Gentile Direttore,
un aspetto gratificante del mio lavoro è la relazione con bambini e adolescenti. La parte vitale, entusiasta, idealista e pura dei miei assistiti. La loro presenza nel mio ambulatorio sostiene un’atmosfera di fresca autenticità. A partire dalla educata e tenera innocenza con cui si rivolgono al “dottore”, alla mancanza assoluta di quella malizia relazionale che è tipica, invece, di ogni adulto. Malizia, spesso manipolatoria e tendenzialmente falsa del quarantenne-sessantenne che porta con sé tutti i pregiudizi di chi gioca costantemente in difesa e sempre a caccia di fregature, per la quale costantemente erudito da social e Google per cogliere in castagna il suo prossimo.

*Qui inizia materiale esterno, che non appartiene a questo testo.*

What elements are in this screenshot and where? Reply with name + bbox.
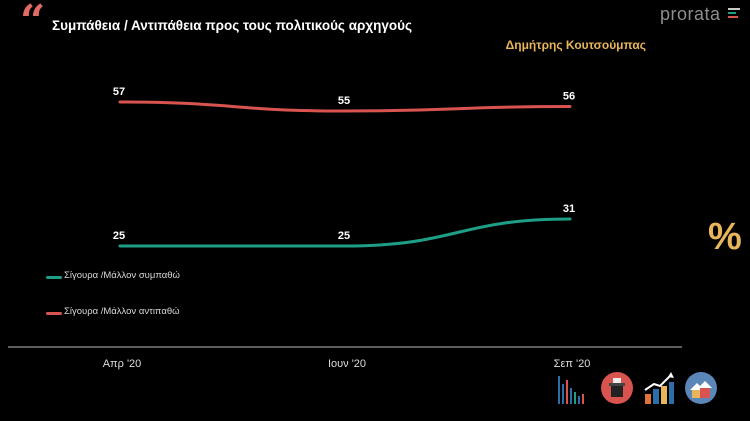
legend-label: Σίγουρα /Μάλλον αντιπαθώ xyxy=(64,306,180,317)
chart-subtitle: Δημήτρης Κουτσούμπας xyxy=(505,38,646,52)
brand-logo: prorata xyxy=(660,4,721,24)
data-label: 55 xyxy=(338,95,350,107)
brand-bars-icon xyxy=(728,8,742,22)
quote-mark-icon: “ xyxy=(20,0,46,47)
series-line-1 xyxy=(118,100,572,113)
legend-swatch xyxy=(46,276,62,279)
bar-chart-icon xyxy=(554,370,588,406)
series-line-0 xyxy=(118,217,572,248)
data-label: 57 xyxy=(113,86,125,98)
data-label: 31 xyxy=(563,203,575,215)
houses-icon xyxy=(684,370,718,406)
data-label: 25 xyxy=(338,230,350,242)
data-label: 56 xyxy=(563,91,575,103)
data-label: 25 xyxy=(113,230,125,242)
x-tick-label: Ιουν '20 xyxy=(328,358,366,370)
trend-up-icon xyxy=(642,370,676,406)
poll-box-icon xyxy=(600,370,634,406)
legend-swatch xyxy=(46,312,62,315)
percent-icon: % xyxy=(708,216,742,258)
legend-label: Σίγουρα /Μάλλον συμπαθώ xyxy=(64,270,180,281)
footer-icons xyxy=(554,370,724,410)
x-tick-label: Απρ '20 xyxy=(103,358,142,370)
x-tick-label: Σεπ '20 xyxy=(554,358,591,370)
chart-title: Συμπάθεια / Αντιπάθεια προς τους πολιτικ… xyxy=(52,18,413,33)
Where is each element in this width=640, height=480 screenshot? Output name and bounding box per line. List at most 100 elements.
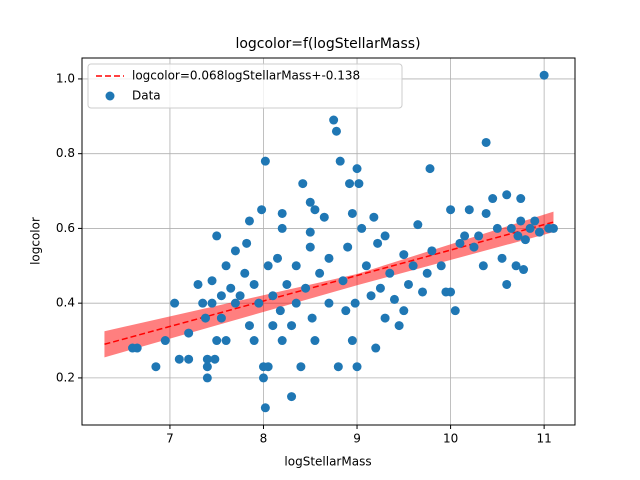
data-point (249, 279, 259, 289)
data-point (520, 235, 530, 245)
x-tick-label: 8 (260, 432, 268, 446)
data-point (331, 126, 341, 136)
data-point (347, 336, 357, 346)
data-point (235, 291, 245, 301)
data-point (361, 261, 371, 271)
data-point (455, 238, 465, 248)
data-point (310, 336, 320, 346)
data-point (464, 205, 474, 215)
data-point (207, 298, 217, 308)
data-point (345, 179, 355, 189)
data-point (357, 223, 367, 233)
data-point (385, 268, 395, 278)
data-point (221, 261, 231, 271)
data-point (275, 306, 285, 316)
data-point (254, 298, 264, 308)
data-point (492, 223, 502, 233)
data-point (352, 164, 362, 174)
data-point (273, 253, 283, 263)
data-point (202, 362, 212, 372)
data-point (291, 298, 301, 308)
data-point (170, 298, 180, 308)
chart-title: logcolor=f(logStellarMass) (235, 36, 420, 52)
data-point (446, 205, 456, 215)
data-point (425, 164, 435, 174)
data-point (260, 403, 270, 413)
data-point (399, 250, 409, 260)
data-point (258, 373, 268, 383)
data-point (298, 179, 308, 189)
data-point (446, 287, 456, 297)
data-point (305, 227, 315, 237)
x-tick-label: 11 (536, 432, 551, 446)
y-tick-label: 0.8 (56, 146, 75, 160)
data-point (352, 362, 362, 372)
y-tick-label: 0.4 (56, 296, 75, 310)
data-point (380, 313, 390, 323)
data-point (324, 298, 334, 308)
data-point (198, 298, 208, 308)
data-point (184, 328, 194, 338)
data-point (511, 261, 521, 271)
x-tick-label: 9 (353, 432, 361, 446)
y-tick-label: 1.0 (56, 71, 75, 85)
data-point (268, 321, 278, 331)
data-point (277, 208, 287, 218)
data-point (469, 242, 479, 252)
legend-box (87, 63, 403, 109)
data-point (513, 231, 523, 241)
data-point (460, 231, 470, 241)
confidence-band (104, 211, 554, 358)
data-point (338, 276, 348, 286)
data-point (347, 208, 357, 218)
legend-label: Data (132, 89, 161, 103)
data-point (539, 70, 549, 80)
data-point (450, 306, 460, 316)
data-point (478, 261, 488, 271)
data-point (305, 197, 315, 207)
data-point (380, 231, 390, 241)
data-point (263, 362, 273, 372)
data-point (319, 212, 329, 222)
data-point (333, 362, 343, 372)
data-point (436, 261, 446, 271)
data-point (305, 242, 315, 252)
data-point (324, 253, 334, 263)
data-point (132, 343, 142, 353)
y-tick-label: 0.2 (56, 370, 75, 384)
fit-line (104, 221, 554, 345)
data-point (221, 336, 231, 346)
data-point (525, 223, 535, 233)
data-point (502, 190, 512, 200)
data-point (174, 354, 184, 364)
data-point (373, 238, 383, 248)
data-point (403, 279, 413, 289)
data-point (268, 291, 278, 301)
data-point (151, 362, 161, 372)
data-point (389, 294, 399, 304)
data-point (226, 283, 236, 293)
data-point (207, 276, 217, 286)
data-point (502, 279, 512, 289)
y-axis-label: logcolor (29, 217, 43, 265)
data-point (418, 287, 428, 297)
data-point (240, 268, 250, 278)
data-point (310, 205, 320, 215)
data-point (216, 291, 226, 301)
data-point (287, 392, 297, 402)
data-point (260, 156, 270, 166)
data-point (481, 208, 491, 218)
data-point (341, 306, 351, 316)
data-point (282, 279, 292, 289)
data-point (530, 216, 540, 226)
data-point (497, 253, 507, 263)
data-point (277, 223, 287, 233)
data-point (371, 343, 381, 353)
x-tick-label: 7 (166, 432, 174, 446)
data-point (244, 216, 254, 226)
data-point (506, 223, 516, 233)
plot-frame (81, 57, 576, 426)
data-point (329, 115, 339, 125)
data-point (184, 354, 194, 364)
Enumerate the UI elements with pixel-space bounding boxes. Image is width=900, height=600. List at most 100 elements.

La distanza tra adulto e medico si chiama diffidenza e si avverte come distacco giudicante e punitivo, prima ancora che il medico abbia aperto bocca. L’adulto giudicante non ha mai dubbi: la colpa è sempre di qualcun altro e se le cose vanno male, compare quel sorrisino soddisfatto perché ha già individuato un colpevole da portare all’attenzione degli amici al bar. Un grande vantaggio dell’ignoranza è la comatosa insipienza dei portatori insani di stupidità, che non hanno nemmeno coscienza dei propri limiti e, pertanto, perfettamente innocenti.
I giovani pazienti mostrano, invece, una reale innocenza, nei modi e nel pensiero concreto e fiducioso verso il professionista adulto a cui si rivolgono con severo e innocente rispetto. Basta non tradirli: la lealtà è un principio inderogabile da spendere con chi ti offre lealtà.
Il bambino che è seduto davanti a me, un po’ impaurito dal camice bianco, si apre in un largo sorriso se lascio la poltrona, mi metto al suo fianco e alla sua altezza, e gli accarezzo la mano. Incomincia a fidarsi e ad aprirsi e nasce una alleanza, soprattutto se suggellata da una caramella premio a fine visita o un palloncino colorato gonfiato dal respiro del “dottore”, qualcosa del medico da portare a casa. Questa alleanza durerà per tanto tempo, almeno fino a quando quel bambino, diventato adulto, mi porterà suo figlio in ambulatorio. Una linea retta generazionale che è tutta la ricchezza del nostro lavoro.
Il bambino, diventato adolescente, non mi chiederà più una caramella ma un sereno e complice entusiasmo, in linea con il suo entusiasmo di giovane uomo o donna che guardano con incanto la vita. Non salire in cattedra, non puntare il dito, non essere vecchi nelle parole e nei fatti, bisogna rinforzare l’entusiasmo dei ragazzi con entusiasmo e soffrire con loro tutta l’incoerenza del mondo adulto.
Combattere l’incoerenza adulta, significa combattere l’ambiguità ormai presente in ogni relazione del nostro tempo. L’ambiguità dei rapporti, nelle relazioni, nella politica, nella cultura, nella scuola, è la misura di tutti quei “tromboni” adulti che promettono a parole e sconfessano, con i fatti, l’impegno che bisogna tenere verso le giovani generazioni. È con l’ambiguità che si perdono i figli, i figli del futuro ai quali non offriamo mai una valida bussola guida che li sostenga e li aiuti. Cosa importa dichiararsi di destra o di sinistra o antifascisti o cantare “Bella Ciao” se queste cose muoiono nell’incoerenza, veramente fascista, di chi promette e non fa? Cosa importa ai nostri figli il dotto e informato dibattito sui mali del mondo per poi lasciar sopravvivere centinaia di dittature a tutti i livelli, permettendo ancora che qualcuno muoia per la libertà di pensiero o la sola voglia di esistere? Questo mondo adulto, che riempie il mio ambulatorio, è veramente malato. Forse già morto. Bambini e ragazzi sanno di primavera, promesse da difendere.